2. The language quoted is that of the appellant, but it is obvious that the matter was not a suit but an application. The facts of the present case are that the Land Acquisition Officer made an award on 14th June 1923. The applicant was absent and was not represented at the time. Accordingly, under Section 18(2)(b), Land Acquisition Act, the application should have been made
within six weeks of the receipt of the notice from the Collector under Section 12, Sub-section (2) or within six months from the date of the Collector's award, whichever period shall first expire.
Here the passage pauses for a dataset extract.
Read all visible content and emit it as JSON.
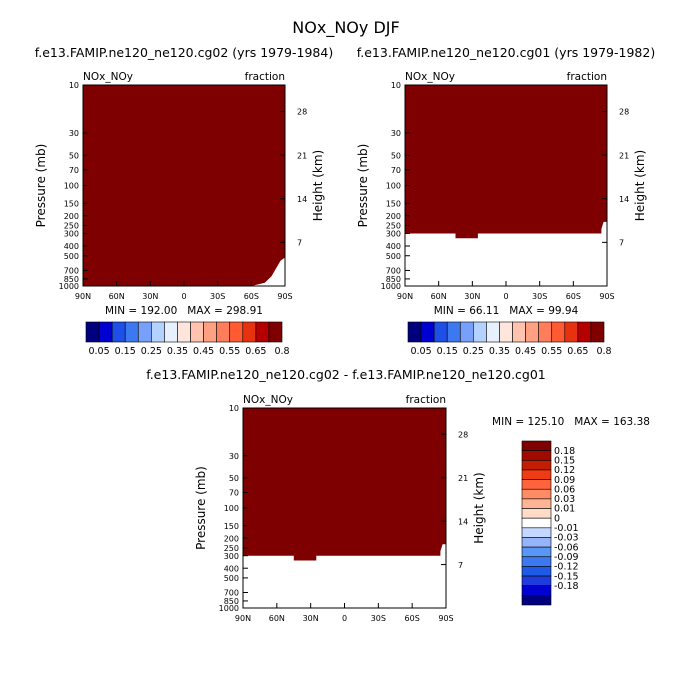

3. Notice was served on the applicant on 18th January 1924 and his objection was filed on 12th February 1924. He therefore complied with the term of six weeks from receipt of the notice, but he did not comply with the term of six months from the date of the Collector's award. The application therefore was barred by limitation under the proviso quoted. The Land Acquisition officer did not notice this point and he forwarded the reference to the civil Court in the ordinary way. When the reference came before the civil Court, on behalf of Government the point was taken that the application was barred under Section 18(2), Land Acquisition Act. The Court dismissed this objection. It is again taken in appeal. As far as this Court is concerned, the matter has been decided by a Bench in Secy. of State v. Bhagwan Prasad : AIR1929All769 , in which it was held by a Bench of which one of us was a member that when a reference had been made under the Land Acquisition Act it was not open to the Collector or the Secretary of State to say that the reference was wrongly made although the ground for saying so may be that the application by the owner was belated. The 'Court' does not sit on appeal over the Collector and the Act does not give any authority to the 'Court,' either in express term or by implication, to go behind the reference and to see whether the Collector acted rightly or wrongly. It is the province of the Collector alone to decide for himself whether he should make the reference or refuse to do so. Various rulings on the subject had been considered in that case and there is no need for us to consider them again.
4. We are in agreement with the principles of law laid down in that case. The only new case that has been brought to our notice is one of the Oudh Chief Court in Ahmad Alt Khan Alawi v. Secy. of State reported in A.I.R. 1932 Oudh. 180 in which it has been held that the Land Acquisition Officer cannot refuse to make a reference, even if it is time-barred and that his duty is to bring the matter to the notice of the Court. We note that that is the principle which is laid down by Board Circulars I-VIII, para. 28 note 2. In our opinion, this direction of the Board Circulars is founded on a misconception of law. We also note that the ruling of Secy. of State v. Bhagwan Prasad : AIR1929All769 , was not mentioned in the recent case in the Oudh Chief Court. We dismiss this appeal with costs.